First the bankruptcy bill and now this...
From http://www.spywareinfo.com/...
Quoted only in part.
House Resolution 3997, the so called Financial Data Protection Act of 2006, is one of two bills floating around the US House of Representatives to address the situation. It really should be called the Financial Industry Protection Act of 2006.
What this misnamed piece of... "legislation"... proposes is that, when someone loses a laptop with the personal information of hundreds of thousands of people, the company that lost it can decide for themselves whether or not they should tell the people whose information was compromised. It also conveniently nullifies those troublesome state laws that otherwise would require them to contact those persons immediately.
More on the flip.
HR 3997 requires a company to perform an internal investigation, if they believe someone may have lifted part of their database. Before it is required to tell anyone about the theft of data, the company ITSELF must decide if any of the following three conditions are met:
* That a breach of data security is reasonably likely to have occurred
* That such information has been or is reasonably likely to be misused in a manner causing substantial harm or inconvenience against the consumers to whom such information relates to commit identity theft
* That such information has been or is reasonably likely to be misused in a manner causing substantial harm or inconvenience against consumers to whom such information relates to make fraudulent transactions on such consumers' financial accounts
Here is the kicker.

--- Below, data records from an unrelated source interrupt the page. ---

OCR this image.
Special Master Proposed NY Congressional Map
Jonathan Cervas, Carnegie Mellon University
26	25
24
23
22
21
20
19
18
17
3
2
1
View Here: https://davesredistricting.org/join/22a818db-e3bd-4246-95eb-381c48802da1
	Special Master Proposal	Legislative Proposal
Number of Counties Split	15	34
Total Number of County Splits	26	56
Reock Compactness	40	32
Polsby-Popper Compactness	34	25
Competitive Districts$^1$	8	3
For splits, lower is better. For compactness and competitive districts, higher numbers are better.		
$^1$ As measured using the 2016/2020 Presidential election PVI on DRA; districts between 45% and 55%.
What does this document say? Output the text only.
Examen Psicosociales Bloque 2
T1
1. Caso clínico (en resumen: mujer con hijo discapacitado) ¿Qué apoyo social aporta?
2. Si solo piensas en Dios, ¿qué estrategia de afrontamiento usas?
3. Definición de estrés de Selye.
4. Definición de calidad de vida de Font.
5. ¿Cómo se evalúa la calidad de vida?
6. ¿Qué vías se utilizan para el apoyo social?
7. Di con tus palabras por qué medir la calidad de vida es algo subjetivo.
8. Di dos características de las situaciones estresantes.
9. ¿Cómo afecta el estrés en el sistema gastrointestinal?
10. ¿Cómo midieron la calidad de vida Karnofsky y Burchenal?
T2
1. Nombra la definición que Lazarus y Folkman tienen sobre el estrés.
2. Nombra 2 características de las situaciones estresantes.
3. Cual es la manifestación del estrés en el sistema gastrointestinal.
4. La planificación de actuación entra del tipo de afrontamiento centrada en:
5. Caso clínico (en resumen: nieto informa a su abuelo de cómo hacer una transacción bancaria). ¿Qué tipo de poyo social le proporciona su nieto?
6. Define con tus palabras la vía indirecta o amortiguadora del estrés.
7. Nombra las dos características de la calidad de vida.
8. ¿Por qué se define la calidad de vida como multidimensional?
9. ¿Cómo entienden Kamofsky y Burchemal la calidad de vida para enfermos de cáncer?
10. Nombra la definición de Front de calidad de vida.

Even if the company knows for a fact that someone stole all or part of their database, they still can come to the conclusion that no theft of data occurred.
Then Mike Healan continues in the next article...
"The American Republic will endure until the day Congress discovers that it can bribe the public with the public's money." -Alexis de Tocqueville
I wish de Tocqueville's prediction had been correct. Someone is being bribed all right, but it sure isn't the public.
I want to draw everyone's attention to something I discovered, while researching the two bills in the previous article.
When a bill is considered in the House of Representatives, it has a main sponsor and a number of co-sponsors who want to have their name attached to it. I found a very stark pattern while looking at the co-sponsors of these two bills.
HR 3997 is the bill that protects information brokers and the financial industry, by giving them numerous ways to weasel out of having to disclose the theft of personal information. In 2005 and 2006, the sponsor and co-sponsors of HR 3997 have received $3,895,620 in campaign contributions from the financial, insurance and real estate industries.
Go look at the entire article the Mr. Healan wrote - and I don't even know his political bent. But he is just as disgusted with the rethugs as we are.
But here is the sad truth - in the entirely to the above quoted material - "The Corporate States of America" - he has a list of the sponsors and cosponsors of the two bills.
[Sigh] There are some otherwise "good" Democrats signed on and Mr. Healan lists the amount each has received from the financial, insurance and real estate industries that would benifit most from these bills.
Not only must we change the personnel in DC, we must also change the culture that allows such unmitigated bribes to our employees under the guise of 'campaign contributions'.
Katy kee-rist, will this crap never end?